O reconhecimento enquanto língua, a 15 de novembro de 1997, pela Constituição Portuguesa, foi, sem dúvida, um passo importante no desenvolvimento e apoio desta forma de comunicar. No entanto, e apesar disso, persistem alguns preconceitos a desmistificar e barreiras a quebrar. Neste sentido, a celebração do Dia da Língua Gestual Portuguesa, a 15 de novembro, pretende, sobretudo, reforçar o respeito pelos direitos das pessoas Surdas, por vezes esquecidas num mundo que não parece ser feito para todos. Para nos ajudar a perceber como é viver com Surdez, fomos falar com a Bruna Saraiva, que, com 18 anos, já voa pelas redes sociais, tentando chegar ao máximo de pessoas através do projeto “Asas Universais”. Mas antes vamos esclarecer alguns dos erros mais comuns.
Porquê ‘língua’ e não ‘linguagem’
O erro mais comum quando se fala de Língua Gestual é assumi-la como Linguagem Gestual, no entanto trata-se de uma confusão. A linguagem refere-se a qualquer meio sistemático através do qual o ser humano exprime ideias e pensamentos, seja através da fala, da escrita ou de símbolos. Enquanto a língua é um código verbal, isto é, um conjunto de palavras que detém significado para um determinado grupo e, por isso, pressupõe a existência de regras e de normas de combinação específicas, conhecida como Gramática. É importante ainda referir outro preconceito recorrente que se prende ao facto de muitas pessoas acreditarem que existe uma língua gestual universal. Essa ideia é errada, uma vez que a língua gestual, sendo uma língua, varia de país para país e até de região para região, tal como as línguas faladas e escritas, criando também as suas próprias palavras.
Surdo/a-Mudo/a não existe
Um dos mitos mais antigos e que continua a ser utilizado por grande parte das pessoas é a designação “Surdo-Mudo”. Este termo advém do facto de alguns Surdos não terem desenvolvido as suas competências para falar e daí apenas produzirem alguns sons. No entanto, ser mudo nada tem que ver com Surdez, uma vez que quem nasce Surdo tem capacidades de falar com ajuda de terapia da fala para desenvolver a sua articulação, como aconteceu com a Bruna. Trata-se apenas de uma questão de esforço e de exercitação.

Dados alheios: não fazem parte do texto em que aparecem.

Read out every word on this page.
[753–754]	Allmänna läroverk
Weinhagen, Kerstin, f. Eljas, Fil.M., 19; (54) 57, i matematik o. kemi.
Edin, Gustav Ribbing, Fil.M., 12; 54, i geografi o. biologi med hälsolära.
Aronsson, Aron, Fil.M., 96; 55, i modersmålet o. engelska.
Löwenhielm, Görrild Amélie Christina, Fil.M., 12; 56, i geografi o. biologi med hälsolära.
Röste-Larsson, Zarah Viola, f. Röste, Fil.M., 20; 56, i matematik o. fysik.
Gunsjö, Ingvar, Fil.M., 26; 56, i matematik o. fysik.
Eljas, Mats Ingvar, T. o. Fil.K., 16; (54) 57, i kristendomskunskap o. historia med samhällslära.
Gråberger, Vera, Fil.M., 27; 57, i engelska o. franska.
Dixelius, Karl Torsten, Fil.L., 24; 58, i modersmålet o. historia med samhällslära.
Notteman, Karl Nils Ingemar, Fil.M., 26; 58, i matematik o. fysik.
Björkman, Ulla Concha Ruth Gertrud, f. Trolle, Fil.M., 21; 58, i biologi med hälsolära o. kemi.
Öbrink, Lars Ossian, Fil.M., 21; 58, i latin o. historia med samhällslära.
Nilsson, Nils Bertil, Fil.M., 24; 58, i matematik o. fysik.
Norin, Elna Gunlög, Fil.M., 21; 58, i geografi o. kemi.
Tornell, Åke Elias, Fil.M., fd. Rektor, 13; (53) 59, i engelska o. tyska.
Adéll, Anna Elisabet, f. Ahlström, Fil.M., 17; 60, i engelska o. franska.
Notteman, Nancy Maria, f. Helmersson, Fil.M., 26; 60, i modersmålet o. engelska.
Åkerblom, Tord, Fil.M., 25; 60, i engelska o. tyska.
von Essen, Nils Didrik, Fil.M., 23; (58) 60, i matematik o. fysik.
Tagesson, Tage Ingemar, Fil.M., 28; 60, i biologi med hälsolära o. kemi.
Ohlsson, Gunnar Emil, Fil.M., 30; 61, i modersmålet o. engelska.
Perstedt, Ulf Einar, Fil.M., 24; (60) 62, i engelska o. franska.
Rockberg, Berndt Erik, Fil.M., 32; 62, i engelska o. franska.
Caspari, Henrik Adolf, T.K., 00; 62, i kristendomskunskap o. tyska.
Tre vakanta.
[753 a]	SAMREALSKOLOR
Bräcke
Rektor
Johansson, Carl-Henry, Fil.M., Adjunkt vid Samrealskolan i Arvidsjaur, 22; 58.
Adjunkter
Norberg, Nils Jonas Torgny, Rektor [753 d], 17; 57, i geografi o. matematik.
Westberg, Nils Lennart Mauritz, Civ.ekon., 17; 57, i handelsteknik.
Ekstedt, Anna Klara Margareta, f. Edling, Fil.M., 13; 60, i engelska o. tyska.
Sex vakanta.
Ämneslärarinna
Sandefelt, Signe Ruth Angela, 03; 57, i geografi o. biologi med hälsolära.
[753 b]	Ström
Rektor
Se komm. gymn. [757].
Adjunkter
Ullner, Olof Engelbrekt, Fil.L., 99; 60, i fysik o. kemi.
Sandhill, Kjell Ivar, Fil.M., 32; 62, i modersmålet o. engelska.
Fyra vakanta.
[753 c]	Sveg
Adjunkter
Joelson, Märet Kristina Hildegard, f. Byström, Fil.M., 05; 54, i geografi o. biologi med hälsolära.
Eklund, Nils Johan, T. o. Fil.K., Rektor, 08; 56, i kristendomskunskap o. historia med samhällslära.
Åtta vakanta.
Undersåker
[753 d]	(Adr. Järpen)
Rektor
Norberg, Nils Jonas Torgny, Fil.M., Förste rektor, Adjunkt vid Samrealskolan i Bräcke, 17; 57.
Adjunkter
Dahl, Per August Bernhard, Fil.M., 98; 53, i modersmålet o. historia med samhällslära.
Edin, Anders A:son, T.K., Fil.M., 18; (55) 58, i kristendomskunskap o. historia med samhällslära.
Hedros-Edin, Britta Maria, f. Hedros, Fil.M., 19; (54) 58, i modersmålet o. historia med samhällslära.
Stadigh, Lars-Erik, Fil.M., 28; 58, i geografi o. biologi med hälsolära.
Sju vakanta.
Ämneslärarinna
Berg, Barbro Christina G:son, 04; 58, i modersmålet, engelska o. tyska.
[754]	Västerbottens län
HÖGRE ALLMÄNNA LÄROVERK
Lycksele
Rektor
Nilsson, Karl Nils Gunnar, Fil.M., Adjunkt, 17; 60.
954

Esforço é uma das palavras que descreve a Bruna. Nasceu saudável, mas a febre viral que teve com um ano de idade e as constantes gastroenterites fizeram com que as suas cócleas (parte interna do ouvido que converte ondas sonoras em sinais nervosos) falhassem. Dos 3 aos 5 anos, começou a perder a audição, começando também a ter algumas dificuldades no desenvolvimento da fala. Foi usando aparelhos auditivos até que aos 8 anos colocou o Implante Coclear no ouvido direito.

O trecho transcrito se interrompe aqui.